Abstract

Abstract Introduction Ewing sarcomas are a family of tumors that can be of skeletal or extraskeletal origin. We report a rare case of a child with extraskeletal Ewing sarcoma in the thoracolumbar epidural space. Case Report The patient was a 1-year-old female child with sphincter alteration, flaccid paraplegia, and areflexia. A magnetic resonance imaging (MRI) scan showed a large extensive epidural lesion with compression of the dural sac in the D6–L2 segment, and a left paravertebral extension through the L1–L2 foramen. Laminotomy was performed, with subtotal resection of the lesion. The histopathological and immunohistochemical analyses indicated Ewing sarcoma. Due to the child's age, radiotherapy was not performed, only chemotherapy, due to the aggressiveness of the neoplasm. The patient showed rapid tumor recurrence and ended up dying. Discussion Extraskeletal Ewing sarcoma can appear in different locations in the body. They are aggressive tumors with local recurrence and distant metastases.

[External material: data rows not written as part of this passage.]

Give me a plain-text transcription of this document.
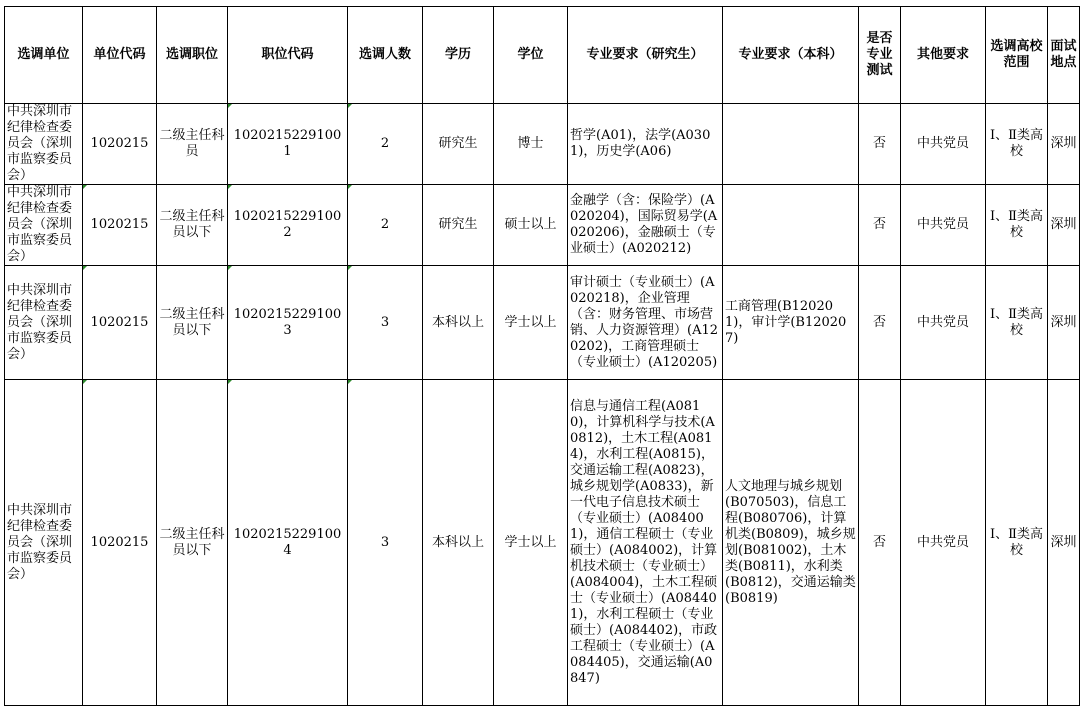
选调单位	单位代码	选调职位	职位代码	选调人数	学历	学位	专业要求（研究生）	专业要求（本科）	是否专业测试	其他要求	选调高校范围	面试地点
中共深圳市纪律检查委员会（深圳市监察委员会）	1020215	二级主任科员	10202152291001	2	研究生	博士	哲学(A01)，法学(A0301)，历史学(A06)		否	中共党员	Ⅰ、Ⅱ类高校	深圳
中共深圳市纪律检查委员会（深圳市监察委员会）	1020215	二级主任科员以下	10202152291002	2	研究生	硕士以上	金融学（含：保险学）(A020204)，国际贸易学(A020206)，金融硕士（专业硕士）(A020212)		否	中共党员	Ⅰ、Ⅱ类高校	深圳
中共深圳市纪律检查委员会（深圳市监察委员会）	1020215	二级主任科员以下	10202152291003	3	本科以上	学士以上	审计硕士（专业硕士）(A020218)，企业管理（含：财务管理、市场营销、人力资源管理）(A120202)，工商管理硕士（专业硕士）(A120205)	工商管理(B120201)，审计学(B120207)	否	中共党员	Ⅰ、Ⅱ类高校	深圳
中共深圳市纪律检查委员会（深圳市监察委员会）	1020215	二级主任科员以下	10202152291004	3	本科以上	学士以上	信息与通信工程(A0810)，计算机科学与技术(A0812)，土木工程(A0814)，水利工程(A0815)，交通运输工程(A0823)，城乡规划学(A0833)，新一代电子信息技术硕士（专业硕士）(A084001)，通信工程硕士（专业硕士）(A084002)，计算机技术硕士（专业硕士）(A084004)，土木工程硕士（专业硕士）(A084401)，水利工程硕士（专业硕士）(A084402)，市政工程硕士（专业硕士）(A084405)，交通运输(A0847)	人文地理与城乡规划(B070503)，信息工程(B080706)，计算机类(B0809)，城乡规划(B081002)，土木类(B0811)，水利类(B0812)，交通运输类(B0819)	否	中共党员	Ⅰ、Ⅱ类高校	深圳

In our case, a combination of MRI and positron-emission tomography–computed tomography scan presented a clearer result, especially in the presence of metastasis. In the histopathological analysis, small blue cells with a clear cytoplasm and indistinct nucleoli were observed. In the immunohistochemical analysis, CD99 (MIC2) expression is highlighted. The best treatment outcome would have been surgical resection with chemotherapy and radiotherapy. Conclusion We reported a rare case of thoracolumbar epidural Ewing sarcoma in which, despite surgery and chemotherapy, the tumor behaved very aggressively, leading to an unfavorable prognosis.